The Spectre of Indie Sleaze

In mid-2021, a TikTok landed on my for-you-page that sent shivers cascading down my spine. A popular trend forecaster I’d been following for some time, Mandy Lee, announced there was an “obscene amount of evidence that the indie sleaze/Tumblr aesthetic” was coming back.

I’ve seen a few mentions of “indie sleaze” of late. It seems that it has mostly become a meme already.

The article quoted above, written for Vice, argues its all just an apparition of hype — a TikTok account coins a phrase and suddenly it is all anyone can talk about. It’s the product of an echo chamber, pure and simple. But it asks a few interesting questions:

[I]t’s easier to jump on the indie sleaze bandwagon than question why we’re revisiting eras from less than a decade ago. Could it be that we turn to nostalgia in times of duress? Could the hedonistic tendencies of 2008-2012 have been borne as an entire generation of young adults came of age during a global financial crisis? And could we be returning to the same hedonistic party culture now, as yet another generation of adults comes of age during a once in a century pandemic?

I think all of the above might be true, but for a specific demographic. In fact, these are all questions that can be given interesting and affirmation answers, but ultimately no answers are given. The article cops out.

Discussing indie sleaze as a monolith is easy, but it’s lazy. 

Indie sleaze isn’t “making a comeback”.

It’s become little more than a caricature of an era, created by a bunch of overworked millennials trawling Instagram, TikTok, and Google, in a bid to provide the winning take on something that isn’t really happening. 

I’m left wondering how this makes the “indie sleaze” trend different to any other. Every pointless fashion trend of late seems like a flash in the pan of an accelerated hype cycle, which moves too fast to come up with anything new and too fast to make good on whatever potentials might actually exist within these short-lived cultures pangs. It’s postmodernism slipping around like Bambi in its ultimate smooth space, where sensibilities do not share space incongruously but are swapped out at a rapid-fire rate, where everything is capable of a comeback all of the time, but in a manner that is always frictionless and inconsequential.

But what is intriguing, and perhaps explains why another “indie” revival has provoked more interest of late, is the strangely unacknowledged fact that “indie” was always just an echo. Indeed, all this talk of comebacks ignores how it was never anything substantial to begin with. “Indie” hedonism was an echo of Britpop hedonism, itself a depoliticised caricature of countercultural dissidence. It was only ever a sad product of what Mark Fisher famously called your average millennial’s “reflexive impotence” — the knowledge that things are bad, coupled with the belief that you can’t do anything about it; a self-fulfilling prophecy of political resignation.

Britpop epitomised this, not only in its own output but also in how it functioned as a stabiliser for post-Soviet neoliberalism; a convenient outlet for excess, comfortably entombed within the new hegemony of capitalist realism. This was interrupted by the trauma of 9/11 and all that followed, but it peaked again in 2005, especially in the UK, where every indie band was a bunch of kids talking about how shitty their local town centre was, happy soundtracking the very shittiness of their own town centre. (See: Kaiser Chiefs and the Arctic Monkeys, whose every early hit is an anthem for a shit, drunken, lairy towns that pours cynical scorn on shit, drunken, lairy towns.)

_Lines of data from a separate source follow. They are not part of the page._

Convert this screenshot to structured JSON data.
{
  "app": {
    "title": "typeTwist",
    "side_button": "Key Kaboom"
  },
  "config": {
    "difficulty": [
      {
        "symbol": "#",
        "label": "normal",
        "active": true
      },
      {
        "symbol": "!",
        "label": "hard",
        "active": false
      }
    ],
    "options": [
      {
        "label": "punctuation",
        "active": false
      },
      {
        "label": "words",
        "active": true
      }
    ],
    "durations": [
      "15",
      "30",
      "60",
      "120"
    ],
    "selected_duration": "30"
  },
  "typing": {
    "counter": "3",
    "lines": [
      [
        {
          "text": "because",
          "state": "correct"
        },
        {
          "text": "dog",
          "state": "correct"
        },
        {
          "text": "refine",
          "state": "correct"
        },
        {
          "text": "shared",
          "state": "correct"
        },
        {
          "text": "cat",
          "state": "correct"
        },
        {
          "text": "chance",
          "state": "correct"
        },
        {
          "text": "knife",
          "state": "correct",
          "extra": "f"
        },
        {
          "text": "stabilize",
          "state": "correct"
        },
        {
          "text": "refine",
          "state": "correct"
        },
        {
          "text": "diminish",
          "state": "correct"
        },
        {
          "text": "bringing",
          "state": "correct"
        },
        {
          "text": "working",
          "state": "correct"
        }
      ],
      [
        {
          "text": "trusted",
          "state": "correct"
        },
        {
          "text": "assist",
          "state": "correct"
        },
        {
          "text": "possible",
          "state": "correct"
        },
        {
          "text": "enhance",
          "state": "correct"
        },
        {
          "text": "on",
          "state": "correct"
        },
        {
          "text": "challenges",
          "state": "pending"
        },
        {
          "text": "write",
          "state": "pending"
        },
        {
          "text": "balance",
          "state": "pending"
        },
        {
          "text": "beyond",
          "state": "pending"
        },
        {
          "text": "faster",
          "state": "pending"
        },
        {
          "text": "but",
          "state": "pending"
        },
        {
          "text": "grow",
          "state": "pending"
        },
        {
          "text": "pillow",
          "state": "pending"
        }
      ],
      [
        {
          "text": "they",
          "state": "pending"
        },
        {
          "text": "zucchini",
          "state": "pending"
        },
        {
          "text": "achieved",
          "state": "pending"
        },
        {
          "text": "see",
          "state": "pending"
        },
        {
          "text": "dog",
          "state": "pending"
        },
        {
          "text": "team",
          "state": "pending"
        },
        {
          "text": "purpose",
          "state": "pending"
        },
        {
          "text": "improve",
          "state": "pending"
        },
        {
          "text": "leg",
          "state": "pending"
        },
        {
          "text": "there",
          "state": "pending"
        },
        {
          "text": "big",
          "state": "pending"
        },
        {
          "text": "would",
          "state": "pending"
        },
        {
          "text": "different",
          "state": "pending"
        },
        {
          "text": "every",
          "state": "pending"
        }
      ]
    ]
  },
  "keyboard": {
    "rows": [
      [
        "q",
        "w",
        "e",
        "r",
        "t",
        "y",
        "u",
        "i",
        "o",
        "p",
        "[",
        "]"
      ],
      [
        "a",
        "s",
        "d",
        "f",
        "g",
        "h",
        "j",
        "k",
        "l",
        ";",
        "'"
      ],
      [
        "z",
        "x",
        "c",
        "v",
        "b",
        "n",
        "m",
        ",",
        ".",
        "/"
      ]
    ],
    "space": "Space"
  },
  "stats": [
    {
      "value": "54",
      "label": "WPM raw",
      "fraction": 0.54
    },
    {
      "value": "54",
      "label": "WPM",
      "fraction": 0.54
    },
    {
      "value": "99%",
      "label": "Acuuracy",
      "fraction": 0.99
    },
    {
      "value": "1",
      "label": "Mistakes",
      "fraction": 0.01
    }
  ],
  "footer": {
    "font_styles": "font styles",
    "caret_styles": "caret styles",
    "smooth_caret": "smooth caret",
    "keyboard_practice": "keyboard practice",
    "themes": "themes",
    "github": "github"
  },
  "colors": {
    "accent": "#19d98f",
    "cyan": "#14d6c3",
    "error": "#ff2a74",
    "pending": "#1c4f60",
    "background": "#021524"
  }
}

Then the financial crash swept all this away, and Occupy came about, repoliticising a generation resigned to its fate, before it reemerged, a shadow of its former self, in the mid 2010s, during those few years after Occupy dissipated and right before the tumult of the last few years.

Now we’ve got Biden in the White House, a stagnant UK parliamentary situation, and what seems like the final dwindling of the pandemic coupled with liberal war-horniness. The leftist movements that channeled a youthful energy through pop culture — from Corbynism to climate protests to BLM and others — have again begun to dissipate against the persistent stagnancy of liberalism and it doesn’t surprise me in the slightest that we’re now talking about “indie (sleaze)” again as a result.

Indie rears it’s head whenever political apathy does, whenever cynicism takes root, but especially when things seem tensely stagnant (liberals lusting after war in Europe after two years of a pandemic is painfully predictable). But it’s also worth acknowledging where this “reflexive impotence” comes from. Indie sleaze is a symptom of white apathy. It’s not “Anarchy in the UK” but its opposite: depoliticised, suburbanised angst. It is the stagnancy of the establishment reflected in the waters of popular culture, which lashes out like Narcissus, but only at its own reflection. It has no chance of ending itself, only prolonging the spectacle for the rest of us.

The story here shouldn’t be that some TikTokker predicted a trend revival, but that we’re once again on the brink of yet another political downturn, fuelled by an amnesia regarding the material contexts of indie past. It is better we face up to the truth — indie reemerges like the zombie it is everytime hope and political confidence are in short supply. To forget this is to fail to counter it, and that’s an amnesia we can scarcely afford right now.